I am starting with an initial idea of rewriting mammoth spark-kafka-hbase application with spark-kafka-cassandra(on kubernetes).
I have the following data models one supports all-time inserts and other one supports upserts
Approach 1:
create table test.inv_positions(
location_id int,
item bigint,
time_id timestamp,
sales_floor_qty int,
backroom_qty int,
in_backroom boolean,
transit_qty int,
primary key ((location_id), item,time_id) ) with clustering order by (item asc,time_id DESC);
This table keeps inserting as timeid is part of clustering col. I am thinking to read latest (timeid is desc) by fetch 1 and somehow delete the old record by either setting TTL on key cols or delete them overnight.

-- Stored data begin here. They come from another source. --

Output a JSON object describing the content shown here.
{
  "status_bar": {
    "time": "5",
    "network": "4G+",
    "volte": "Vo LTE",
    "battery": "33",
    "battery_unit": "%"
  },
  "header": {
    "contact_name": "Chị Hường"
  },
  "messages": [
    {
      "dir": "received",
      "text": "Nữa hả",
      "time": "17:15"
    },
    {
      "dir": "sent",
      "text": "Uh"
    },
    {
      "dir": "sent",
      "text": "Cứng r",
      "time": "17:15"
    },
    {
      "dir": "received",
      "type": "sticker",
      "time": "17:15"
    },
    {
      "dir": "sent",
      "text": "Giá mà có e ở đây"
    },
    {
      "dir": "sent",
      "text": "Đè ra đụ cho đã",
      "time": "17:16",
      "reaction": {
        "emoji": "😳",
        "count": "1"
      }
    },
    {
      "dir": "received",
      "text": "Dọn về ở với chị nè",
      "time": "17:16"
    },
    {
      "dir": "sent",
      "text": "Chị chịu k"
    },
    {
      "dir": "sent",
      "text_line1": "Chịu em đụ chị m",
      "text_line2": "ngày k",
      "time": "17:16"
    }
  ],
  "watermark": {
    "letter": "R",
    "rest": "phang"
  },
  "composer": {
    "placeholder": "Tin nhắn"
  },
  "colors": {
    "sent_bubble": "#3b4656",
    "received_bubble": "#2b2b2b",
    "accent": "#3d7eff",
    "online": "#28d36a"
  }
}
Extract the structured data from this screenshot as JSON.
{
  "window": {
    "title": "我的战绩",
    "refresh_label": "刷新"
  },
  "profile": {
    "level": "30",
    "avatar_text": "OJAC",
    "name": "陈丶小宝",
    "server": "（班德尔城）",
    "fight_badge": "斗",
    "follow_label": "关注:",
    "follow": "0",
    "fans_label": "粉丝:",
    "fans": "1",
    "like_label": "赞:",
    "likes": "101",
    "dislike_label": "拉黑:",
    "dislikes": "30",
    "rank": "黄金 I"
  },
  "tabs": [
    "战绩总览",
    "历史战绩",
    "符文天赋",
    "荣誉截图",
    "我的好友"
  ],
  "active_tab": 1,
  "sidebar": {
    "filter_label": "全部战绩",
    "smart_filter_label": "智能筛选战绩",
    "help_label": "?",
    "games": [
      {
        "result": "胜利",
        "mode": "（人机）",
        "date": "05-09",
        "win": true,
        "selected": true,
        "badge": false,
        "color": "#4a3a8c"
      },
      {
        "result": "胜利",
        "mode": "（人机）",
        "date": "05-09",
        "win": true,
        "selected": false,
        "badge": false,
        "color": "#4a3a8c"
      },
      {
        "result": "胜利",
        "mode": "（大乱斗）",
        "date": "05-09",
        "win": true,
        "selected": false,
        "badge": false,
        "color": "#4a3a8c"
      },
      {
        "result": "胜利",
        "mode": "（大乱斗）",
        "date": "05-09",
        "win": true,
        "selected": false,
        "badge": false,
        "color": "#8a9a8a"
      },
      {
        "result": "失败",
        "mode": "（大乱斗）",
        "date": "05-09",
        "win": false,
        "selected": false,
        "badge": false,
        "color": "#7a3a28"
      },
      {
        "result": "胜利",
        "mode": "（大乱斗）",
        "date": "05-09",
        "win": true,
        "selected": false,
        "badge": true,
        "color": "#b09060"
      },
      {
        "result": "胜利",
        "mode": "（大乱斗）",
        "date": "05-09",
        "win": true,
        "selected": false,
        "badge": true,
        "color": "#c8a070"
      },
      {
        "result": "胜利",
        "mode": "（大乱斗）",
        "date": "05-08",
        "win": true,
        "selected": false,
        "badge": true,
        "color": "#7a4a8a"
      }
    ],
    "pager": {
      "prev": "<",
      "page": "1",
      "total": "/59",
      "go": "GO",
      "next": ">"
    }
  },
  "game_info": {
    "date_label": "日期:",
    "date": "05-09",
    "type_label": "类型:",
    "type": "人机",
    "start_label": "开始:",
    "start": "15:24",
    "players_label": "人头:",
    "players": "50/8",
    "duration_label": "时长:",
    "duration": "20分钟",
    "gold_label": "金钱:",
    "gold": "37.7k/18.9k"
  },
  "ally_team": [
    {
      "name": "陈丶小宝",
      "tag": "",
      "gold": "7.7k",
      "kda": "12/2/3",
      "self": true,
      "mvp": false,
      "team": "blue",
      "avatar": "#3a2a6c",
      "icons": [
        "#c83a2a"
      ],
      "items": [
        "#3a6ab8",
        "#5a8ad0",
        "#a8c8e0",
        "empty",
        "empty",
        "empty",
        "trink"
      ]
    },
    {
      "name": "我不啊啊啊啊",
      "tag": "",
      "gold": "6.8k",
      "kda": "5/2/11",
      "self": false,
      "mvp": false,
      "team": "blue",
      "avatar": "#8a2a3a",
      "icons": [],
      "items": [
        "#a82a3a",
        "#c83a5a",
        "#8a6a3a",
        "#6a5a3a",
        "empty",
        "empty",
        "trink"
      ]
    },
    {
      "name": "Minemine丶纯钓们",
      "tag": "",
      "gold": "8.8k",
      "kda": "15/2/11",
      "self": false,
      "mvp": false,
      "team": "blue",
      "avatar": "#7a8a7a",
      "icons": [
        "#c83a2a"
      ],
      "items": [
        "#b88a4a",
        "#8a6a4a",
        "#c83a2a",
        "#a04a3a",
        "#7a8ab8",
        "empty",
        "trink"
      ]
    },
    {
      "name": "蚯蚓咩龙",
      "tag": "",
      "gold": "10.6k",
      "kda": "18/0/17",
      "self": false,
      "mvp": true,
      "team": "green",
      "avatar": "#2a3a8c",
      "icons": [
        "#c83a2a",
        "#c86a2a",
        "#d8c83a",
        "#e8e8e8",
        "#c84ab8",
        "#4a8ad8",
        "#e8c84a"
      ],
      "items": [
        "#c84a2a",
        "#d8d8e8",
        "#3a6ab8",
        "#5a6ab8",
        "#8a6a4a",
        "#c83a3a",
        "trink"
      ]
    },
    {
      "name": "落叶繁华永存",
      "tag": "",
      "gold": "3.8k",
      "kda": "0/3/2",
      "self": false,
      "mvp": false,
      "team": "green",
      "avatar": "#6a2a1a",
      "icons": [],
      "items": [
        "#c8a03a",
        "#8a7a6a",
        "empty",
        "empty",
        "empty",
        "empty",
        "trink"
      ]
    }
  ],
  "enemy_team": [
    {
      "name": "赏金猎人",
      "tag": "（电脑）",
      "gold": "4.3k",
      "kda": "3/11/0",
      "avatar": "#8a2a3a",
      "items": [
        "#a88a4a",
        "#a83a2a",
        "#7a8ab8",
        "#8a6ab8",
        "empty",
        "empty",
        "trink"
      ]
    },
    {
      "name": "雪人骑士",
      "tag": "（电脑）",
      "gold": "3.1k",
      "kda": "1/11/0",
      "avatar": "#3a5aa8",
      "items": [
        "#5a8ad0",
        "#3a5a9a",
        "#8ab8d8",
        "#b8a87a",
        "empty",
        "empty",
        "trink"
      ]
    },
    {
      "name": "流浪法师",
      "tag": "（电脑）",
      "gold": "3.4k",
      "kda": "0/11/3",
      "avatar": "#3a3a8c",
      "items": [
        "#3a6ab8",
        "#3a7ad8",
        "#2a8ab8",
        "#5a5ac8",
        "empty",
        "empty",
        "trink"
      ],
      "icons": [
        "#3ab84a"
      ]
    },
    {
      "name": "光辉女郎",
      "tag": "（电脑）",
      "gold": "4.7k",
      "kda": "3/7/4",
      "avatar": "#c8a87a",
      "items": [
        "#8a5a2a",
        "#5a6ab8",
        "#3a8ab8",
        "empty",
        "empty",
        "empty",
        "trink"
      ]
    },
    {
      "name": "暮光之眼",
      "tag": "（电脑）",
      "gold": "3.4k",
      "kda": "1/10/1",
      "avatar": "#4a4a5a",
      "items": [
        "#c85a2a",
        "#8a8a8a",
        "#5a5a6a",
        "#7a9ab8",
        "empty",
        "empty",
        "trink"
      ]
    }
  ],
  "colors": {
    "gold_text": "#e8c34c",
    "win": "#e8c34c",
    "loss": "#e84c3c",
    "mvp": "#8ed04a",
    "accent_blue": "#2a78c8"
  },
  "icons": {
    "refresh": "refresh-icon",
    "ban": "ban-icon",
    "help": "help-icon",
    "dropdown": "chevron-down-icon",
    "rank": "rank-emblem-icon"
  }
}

Concerns: TTL or delete the old records creates tombstones.
Approach 2:
create table test.inv_positions(
location_id int,
item bigint, time_id timestamp,
sales_floor_qty int,
backroom_qty int,
in_backroom boolean,
transit_qty int,
primary key ((location_id), item) ) with clustering order by (item asc);
This table if a new record comes for the same location and item, it upserts it. Its easy to read and no need to worry about purging old records
Concerns : I have another application on Cassandra that updates different col at different time and we still have read issues. That said, upserts also creates tombstones but how worse compared to approach 1? or any other better way to modeling it right?